Hint: Divide the given two polynomials by normal division method and find quotient, remainder. As it is given as a factor, the division must leave the remainder to be zero. By equating the remainder to zero find the value of k. Substitute the value of k and then solve the quadratic equation to find the roots. The factorization method breaks the fourth degree equation into smaller degrees and then finds roots of each term to get all the roots of the equation.

Complete step-by-step answer:

Given factor in question: ${{x}^{2}}+2x+k=0$

Given polynomial: $2{{x}^{4}}+{{x}^{3}}-14{{x}^{2}}+5x+6$

Division:

${{x}^{2}}+2x+k\overset{2{{x}^{2}}-3x+\left( -8-2k \right)}{\overline{\left){\begin{align}
  & 2{{x}^{4}}+{{x}^{3}}-14{{x}^{2}}+5x+6 \\

 & 2{{x}^{4}}+4{{x}^{3}}-2k{{x}^{2}} \\

\end{align}}\right.}}$

Step 1 : the term $2{{x}^{2}}$ is added. So,

By subtracting we get

$-3{{x}^{3}}+\left( -14-2k \right){{x}^{2}}+5x$

Step 2: $-3x$ term $-3{{x}^{3}}-6{{x}^{2}}-3kx$ must be subtracted

$\left( -8-2k \right){{x}^{2}}+\left( 5+3k \right)x+6$

Step 3: $\left( -8-2k \right)$ term is added $\left( -8-2k \right){{x}^{2}}+\left( -16-4k \right)x+\left( -8k-2{{k}^{2}} \right)$ must be subtracted

\[\left( 21-7k \right)x+\left( 6+8k+2{{k}^{2}} \right)\]
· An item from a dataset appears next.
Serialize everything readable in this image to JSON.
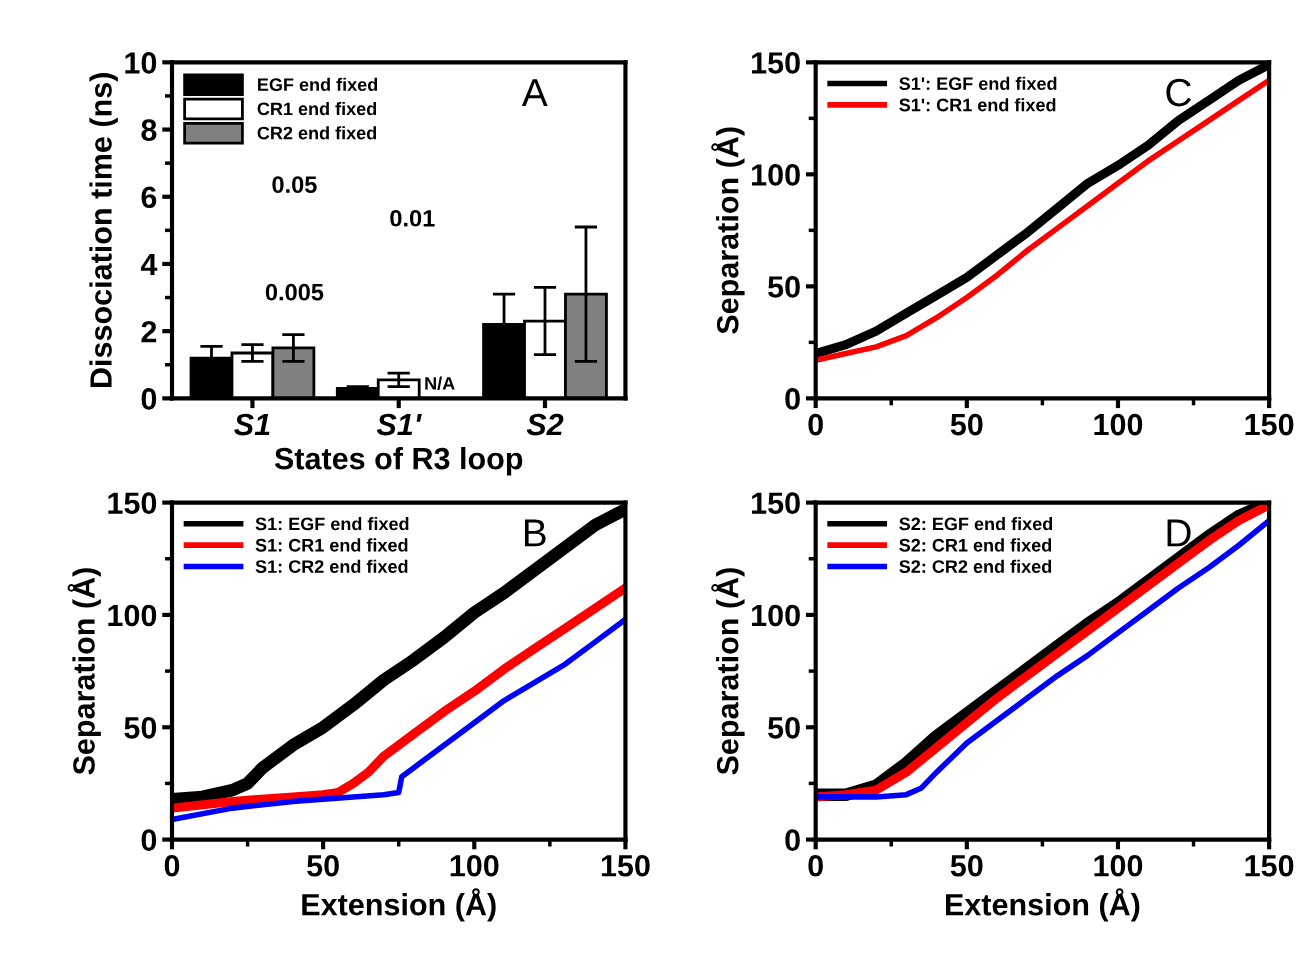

Hence the remainder = $\left( 21-7k \right)x+\left( 6+8k+2{{k}^{2}} \right)$

Given in the question it is a factor, so remainder must be zero. Hence equating the remainder to zero, we get: $21+7k=0$

By simplifying above equation, we get the value of k to be

$k=-3$

So, the value of k for which it is a factor is -3.

Next we need to find zeros of the both polynomials given:

First case: the given second degree polynomial in the question:

${{x}^{2}}+2x+k=0$

By substituting the value of k, the equation turns to be:

${{x}^{2}}+2x-3=0$

By factorization method above equation turns to be as follows:

$\left( x-1 \right)\left( x+3 \right)=0$

So, +1, -3 are the zeros of polynomial in the question

By division method we can write the fourth degree polynomial as:

$=\left( {{x}^{2}}+2x-3 \right)\left( 2{{x}^{2}}-3x+\left( -8-2k \right) \right)$

By substituting the value of k, the second part becomes:

$2{{x}^{2}}-3x-2=0$

By factorization method above equation turns to be as follows:

$\left( 2x+1 \right)\left( x-2 \right)=0$

So, $-\dfrac{1}{2},2$ , are the zeros of the polynomial in the question.

Therefore option(a) is correct.


Note: The observation that the division method turns the fourth degree polynomial into 2 second degree polynomials is crucial to solve carefully.